Building a kaido racer
Next up, a popular style called Haiso gained traction in the 1980s. Japan was in its best economic period during this time, so auto manufacturers focused on building big luxury sedans. Another term coined by Holiday Auto Magazine, Haiso, is a compound word using the English words for “High Society.” Cars like the Nissan Gloria and Toyota Mark II were given chrome fender trim, pearls strung from the mirror, and even things like a chandelier instead of a typical interior light. In addition, wheel fitment was less aggressive than the Grachan cars and more focused on luxury.
The last style is the easiest to understand. Kyusha is a popular styling of kaido cars. When translated, Kyusha is just Japanese for “old car.” Much like American muscle cars, the vehicles used are classics that have undergone restoration or are survivors. The cars receive a “day two” modification, simple bolt-ons like exhaust, wheels, bucket seat, or steering wheel. Focus is put on accenting the original car without really changing the look.
Modifications for a kaido racer
There is a large number of modifications you can make for a kaido racer. The important thing to start with is a good base car. Common base cars in the US are the 1969-1978 Datsun 240z, 1976-1988 Toyota Cressida, and 1978-1985 Mazda RX-7. Plenty of other cars can work, but these are the easiest ones to find that have plenty of inspiration to pull from. One of the most significant modifications for these cars is the wheels. The first step is always to lower the car as much as possible, but the second step is to get a good wheel style. The wheels most commonly used for kaido racers are the SSR MK1, SSR MK2, Devil Japan Shadow Spoke, Hayashi Racing Techno Phantom, SSR Longchamps, and the Hiro V1-R.
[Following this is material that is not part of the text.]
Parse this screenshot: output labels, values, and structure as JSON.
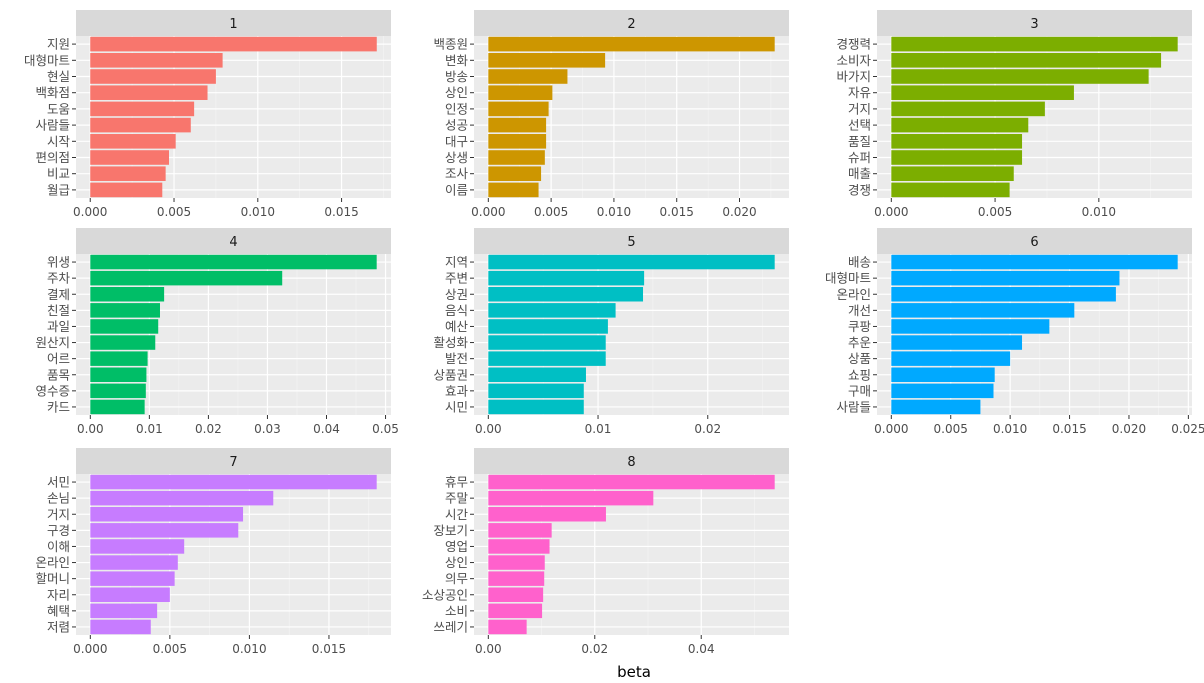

Another common modification is the exhaust. Many used pipes with no mufflers at all to mimic the loud exhausts of racecars. Refining the sound even more, people only use 1.5-inch and 2-inch pipes for the exhaust to achieve a specific tone. The last common exterior modification you will see is tail light swaps. Using tail lights from vehicles like the Mazda Titan or Toyota Carina became a big part of the style. KaidoRacer goes into more detail on specific parts and the history behind why they are used.
Should you build a kaido racer?
In short, you should absolutely build a kaido racer. The culture is wild, expressive, and fun. Not only are the cars still available and somewhat obtainable, but the community is also tight-knit in the US and Canada. You can attend a handful of events to meet the people involved in the culture and see some of these cars firsthand.